Larry began his career as a chemical engineer at Air Products and later worked for Nalco Chemical Company in marketing, manufacturing, and sales capacities. He earned a BS degree in chemical engineering from the University of Pennsylvania and later graduated from Northwestern Kellogg’s Graduate School of Management where he earned his MBA. 

Keeping air safe has never been more important. Now that we are in the next normal, it is critical that the air we breathe in shared indoor spaces is healthy and safe for continued occupancy. Are we ready to face this challenge and mitigate airborne exposure risk indoors? Welcome to Healthy Air, a podcast that talks about the future of buildings and how to keep air safe and healthy. Keep up with the latest industry trends, latest technologies, and regulatory changes with your host, Erik Malmstrom, industry experts, and the SafeTraces team here on Healthy Air.

SHOW NOTES:

  • An overview of Larry’s background [1:18]
  • How Larry’s chemical engineering background informs how he thinks about his role and organizational leadership right now [6:58]
  • A look at the American Industrial Hygiene Association (AIHA) [8:57]
  • How the pandemic has shifted things for the American Industrial Hygiene Association [12:41]
  • Larry’s recent publications, about the joint consensus statement on aerosol transmission [16:26]
  • The impact of the pandemic on the industrial hygiene profession [22:48]
  • The role that industrial hygiene professionals play in making sense of data and sensors [28:24]
  • As children and teachers are returning to school, what should our priorities be? [30:05]
  • Are we learning from the pandemic? [33:05]
  • What will the AIHA’s conference look like this year [36:56]
  • What information Larry is reading currently [38:38]
  • Closing thoughts [41:55]

Resources:

  • Resources Mentioned:
    • Synergist Weekly – https://www.aiha.org/publications/the-synergist/synergist-weekly
    • Synergist Newswire – https://www.aiha.org/publications/the-synergist/synergist-newswire
    • Journal of Occupational Environmental Health – https://www.tandfonline.com/toc/yjoh20/current
    • Probability Matters podcast – https://podcasts.apple.com/us/podcast/probability-matters/id1496778324
  • The American Industrial Hygiene Association – https://www.aiha.org/
  • Larry’s LinkedIn Profile: https://www.linkedin.com/in/lawrence-sloan-bb88a6/

QUOTES:

“My engineering background, focus on process and making sure that the steps are clear and transparent to all the different stakeholders has really benefited me in my role as CEO.”

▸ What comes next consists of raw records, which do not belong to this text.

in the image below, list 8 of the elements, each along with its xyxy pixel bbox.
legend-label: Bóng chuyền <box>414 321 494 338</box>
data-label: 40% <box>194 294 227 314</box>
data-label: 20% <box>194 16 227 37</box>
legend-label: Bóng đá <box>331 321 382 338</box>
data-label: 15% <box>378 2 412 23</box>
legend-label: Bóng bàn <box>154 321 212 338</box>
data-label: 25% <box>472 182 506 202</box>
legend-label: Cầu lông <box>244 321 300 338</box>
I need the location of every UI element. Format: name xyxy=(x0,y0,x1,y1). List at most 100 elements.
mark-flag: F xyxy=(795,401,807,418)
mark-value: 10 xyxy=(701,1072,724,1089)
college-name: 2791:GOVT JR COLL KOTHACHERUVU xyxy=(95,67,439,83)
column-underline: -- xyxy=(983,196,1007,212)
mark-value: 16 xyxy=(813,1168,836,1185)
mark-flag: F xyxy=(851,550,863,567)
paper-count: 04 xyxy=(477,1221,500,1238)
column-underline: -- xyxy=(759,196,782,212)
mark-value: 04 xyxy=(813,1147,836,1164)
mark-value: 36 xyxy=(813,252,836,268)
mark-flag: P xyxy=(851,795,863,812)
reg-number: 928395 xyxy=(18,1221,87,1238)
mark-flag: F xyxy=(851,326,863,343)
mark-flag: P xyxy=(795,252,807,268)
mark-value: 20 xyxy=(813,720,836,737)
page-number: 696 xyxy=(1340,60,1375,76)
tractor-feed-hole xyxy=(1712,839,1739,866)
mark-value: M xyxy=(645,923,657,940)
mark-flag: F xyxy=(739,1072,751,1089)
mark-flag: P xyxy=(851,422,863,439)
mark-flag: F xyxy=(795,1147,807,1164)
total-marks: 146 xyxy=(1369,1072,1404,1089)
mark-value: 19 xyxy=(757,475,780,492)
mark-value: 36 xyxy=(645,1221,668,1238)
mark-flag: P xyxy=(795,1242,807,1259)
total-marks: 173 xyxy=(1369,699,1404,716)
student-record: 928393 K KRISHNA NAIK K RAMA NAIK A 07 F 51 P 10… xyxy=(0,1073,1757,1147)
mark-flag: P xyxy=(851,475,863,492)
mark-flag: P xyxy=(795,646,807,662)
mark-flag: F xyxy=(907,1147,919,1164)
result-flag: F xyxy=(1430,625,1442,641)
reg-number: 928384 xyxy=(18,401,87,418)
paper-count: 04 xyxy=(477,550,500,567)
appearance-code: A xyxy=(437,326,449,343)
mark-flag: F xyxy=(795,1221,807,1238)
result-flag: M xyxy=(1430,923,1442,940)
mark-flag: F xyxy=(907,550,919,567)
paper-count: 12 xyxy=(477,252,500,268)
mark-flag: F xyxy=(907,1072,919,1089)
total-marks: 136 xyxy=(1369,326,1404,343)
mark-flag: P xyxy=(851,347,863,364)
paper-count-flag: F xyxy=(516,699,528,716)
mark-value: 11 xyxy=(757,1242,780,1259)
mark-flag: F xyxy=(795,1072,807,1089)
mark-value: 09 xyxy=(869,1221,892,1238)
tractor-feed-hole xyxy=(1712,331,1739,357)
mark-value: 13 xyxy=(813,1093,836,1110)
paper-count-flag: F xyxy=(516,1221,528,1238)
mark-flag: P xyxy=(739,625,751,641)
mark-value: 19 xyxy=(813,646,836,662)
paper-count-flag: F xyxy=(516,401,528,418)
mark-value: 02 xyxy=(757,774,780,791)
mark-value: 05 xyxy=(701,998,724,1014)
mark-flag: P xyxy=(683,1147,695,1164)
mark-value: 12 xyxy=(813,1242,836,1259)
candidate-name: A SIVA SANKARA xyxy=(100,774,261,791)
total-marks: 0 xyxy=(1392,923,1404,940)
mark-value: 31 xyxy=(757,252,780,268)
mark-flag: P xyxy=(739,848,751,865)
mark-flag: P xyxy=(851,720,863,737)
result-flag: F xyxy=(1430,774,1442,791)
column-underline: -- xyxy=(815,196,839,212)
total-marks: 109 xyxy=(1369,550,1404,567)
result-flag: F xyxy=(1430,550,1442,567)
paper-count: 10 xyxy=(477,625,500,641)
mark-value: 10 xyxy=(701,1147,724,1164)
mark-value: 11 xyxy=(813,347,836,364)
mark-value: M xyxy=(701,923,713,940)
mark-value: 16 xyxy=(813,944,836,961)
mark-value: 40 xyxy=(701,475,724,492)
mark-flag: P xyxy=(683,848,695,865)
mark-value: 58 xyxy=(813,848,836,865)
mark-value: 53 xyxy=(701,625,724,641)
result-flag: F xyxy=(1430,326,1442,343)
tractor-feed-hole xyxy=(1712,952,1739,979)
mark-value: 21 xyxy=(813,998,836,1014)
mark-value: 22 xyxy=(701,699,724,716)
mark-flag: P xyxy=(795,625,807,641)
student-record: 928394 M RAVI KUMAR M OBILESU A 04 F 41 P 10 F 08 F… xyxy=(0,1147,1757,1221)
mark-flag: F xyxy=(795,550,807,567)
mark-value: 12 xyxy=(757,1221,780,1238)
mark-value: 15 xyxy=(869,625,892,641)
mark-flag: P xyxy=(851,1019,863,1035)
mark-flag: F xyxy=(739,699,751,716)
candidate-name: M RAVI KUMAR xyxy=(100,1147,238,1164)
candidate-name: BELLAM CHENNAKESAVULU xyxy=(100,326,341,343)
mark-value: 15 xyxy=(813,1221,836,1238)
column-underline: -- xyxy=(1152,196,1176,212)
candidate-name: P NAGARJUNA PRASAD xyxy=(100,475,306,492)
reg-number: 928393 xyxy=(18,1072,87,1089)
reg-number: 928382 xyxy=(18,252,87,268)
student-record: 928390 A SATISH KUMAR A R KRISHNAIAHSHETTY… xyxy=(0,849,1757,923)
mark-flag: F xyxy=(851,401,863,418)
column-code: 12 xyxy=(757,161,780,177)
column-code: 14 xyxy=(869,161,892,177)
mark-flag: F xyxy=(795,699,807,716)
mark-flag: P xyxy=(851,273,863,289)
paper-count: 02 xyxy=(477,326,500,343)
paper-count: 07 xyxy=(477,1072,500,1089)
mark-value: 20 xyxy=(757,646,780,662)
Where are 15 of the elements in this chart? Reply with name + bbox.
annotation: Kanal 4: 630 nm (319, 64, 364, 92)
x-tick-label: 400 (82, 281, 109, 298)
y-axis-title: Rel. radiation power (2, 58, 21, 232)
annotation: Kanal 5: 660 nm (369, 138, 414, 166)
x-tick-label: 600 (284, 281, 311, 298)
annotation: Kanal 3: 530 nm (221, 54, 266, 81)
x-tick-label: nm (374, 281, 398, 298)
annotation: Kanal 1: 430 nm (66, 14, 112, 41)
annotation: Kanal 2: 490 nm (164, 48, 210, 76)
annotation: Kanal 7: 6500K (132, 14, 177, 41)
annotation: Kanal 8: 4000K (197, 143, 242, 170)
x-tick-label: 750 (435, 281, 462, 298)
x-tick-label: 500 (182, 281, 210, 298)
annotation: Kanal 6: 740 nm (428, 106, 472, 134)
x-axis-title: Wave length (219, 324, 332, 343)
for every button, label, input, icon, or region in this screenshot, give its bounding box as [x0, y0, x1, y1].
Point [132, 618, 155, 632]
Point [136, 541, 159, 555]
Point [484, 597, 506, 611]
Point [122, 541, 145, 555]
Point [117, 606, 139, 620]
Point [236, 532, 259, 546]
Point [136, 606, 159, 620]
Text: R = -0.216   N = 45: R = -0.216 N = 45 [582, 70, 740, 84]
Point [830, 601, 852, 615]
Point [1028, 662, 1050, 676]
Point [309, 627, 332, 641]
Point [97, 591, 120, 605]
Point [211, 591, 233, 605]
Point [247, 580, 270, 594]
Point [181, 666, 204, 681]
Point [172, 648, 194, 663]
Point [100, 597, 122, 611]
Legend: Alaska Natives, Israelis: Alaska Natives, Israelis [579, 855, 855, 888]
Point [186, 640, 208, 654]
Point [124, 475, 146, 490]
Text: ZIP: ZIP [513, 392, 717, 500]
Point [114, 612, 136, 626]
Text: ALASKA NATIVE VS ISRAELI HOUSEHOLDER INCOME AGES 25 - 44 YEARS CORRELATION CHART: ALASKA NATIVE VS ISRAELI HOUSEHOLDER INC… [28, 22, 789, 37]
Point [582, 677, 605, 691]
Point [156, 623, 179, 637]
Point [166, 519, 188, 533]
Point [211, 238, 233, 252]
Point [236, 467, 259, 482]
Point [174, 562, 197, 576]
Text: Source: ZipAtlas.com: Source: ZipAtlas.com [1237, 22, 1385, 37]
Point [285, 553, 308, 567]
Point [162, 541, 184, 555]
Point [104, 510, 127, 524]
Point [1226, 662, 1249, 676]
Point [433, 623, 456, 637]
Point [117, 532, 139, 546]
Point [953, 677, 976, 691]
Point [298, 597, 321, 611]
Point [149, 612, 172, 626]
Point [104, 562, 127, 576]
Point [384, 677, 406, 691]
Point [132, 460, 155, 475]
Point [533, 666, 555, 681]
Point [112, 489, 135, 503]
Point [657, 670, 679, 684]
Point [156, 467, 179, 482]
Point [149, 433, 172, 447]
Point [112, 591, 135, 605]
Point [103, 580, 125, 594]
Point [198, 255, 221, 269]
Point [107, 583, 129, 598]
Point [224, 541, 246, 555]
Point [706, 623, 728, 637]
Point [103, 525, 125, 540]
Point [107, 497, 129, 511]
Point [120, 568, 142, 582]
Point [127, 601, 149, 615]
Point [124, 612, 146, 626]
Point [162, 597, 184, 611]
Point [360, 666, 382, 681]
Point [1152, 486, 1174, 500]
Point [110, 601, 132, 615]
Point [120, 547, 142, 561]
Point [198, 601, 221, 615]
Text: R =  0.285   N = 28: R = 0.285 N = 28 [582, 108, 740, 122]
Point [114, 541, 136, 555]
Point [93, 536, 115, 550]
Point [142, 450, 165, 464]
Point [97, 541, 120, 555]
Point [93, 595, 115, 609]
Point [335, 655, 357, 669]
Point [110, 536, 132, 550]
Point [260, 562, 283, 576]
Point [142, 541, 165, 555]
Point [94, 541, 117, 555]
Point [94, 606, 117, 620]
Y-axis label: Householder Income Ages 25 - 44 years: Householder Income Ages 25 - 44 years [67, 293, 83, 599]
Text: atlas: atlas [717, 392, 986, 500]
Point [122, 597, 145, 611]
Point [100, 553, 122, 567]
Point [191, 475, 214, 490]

“We snapped into action and recognized that this pandemic was a once in a lifetime opportunity to really flex our muscle and to demonstrate leadership with respect to COVID.”

“I really consider COVID to be a black swan event that has really raised the visibility of the profession in AIHA.”

“I think that the COVID pandemic is going to elevate and sustain a very keen awareness about the importance of occupational health and safety to business management.”

“All of these emerging and innovative technologies allow for more automation and really help to enhance the situational awareness to deal with COVID-19 in the workplace.”

“When the next pandemic comes, hopefully, a long time from now, we’ll be better prepared. We’ll have PPE, incubators, respirators, and all the things we should have stockpiled years ago.”

“What does the workplace of the future look like? The pandemic has obviously shined a light on what precautions are going to be put into the workplace for many, many years to come.”

“Mark Cuban challenged us and said ‘If you’re all about worker health and safety, you need to develop guidance documents because there isn’t a lot of guidance from federal agencies.’”

“We’re trying to generate awareness in children about a career in occupational health. Many children aren’t even aware that we’re a profession and of our great value proposition.”

“School operators and engineering teams need to consult with industrial hygienists to figure out what can be done to enhance air quality in the classroom.”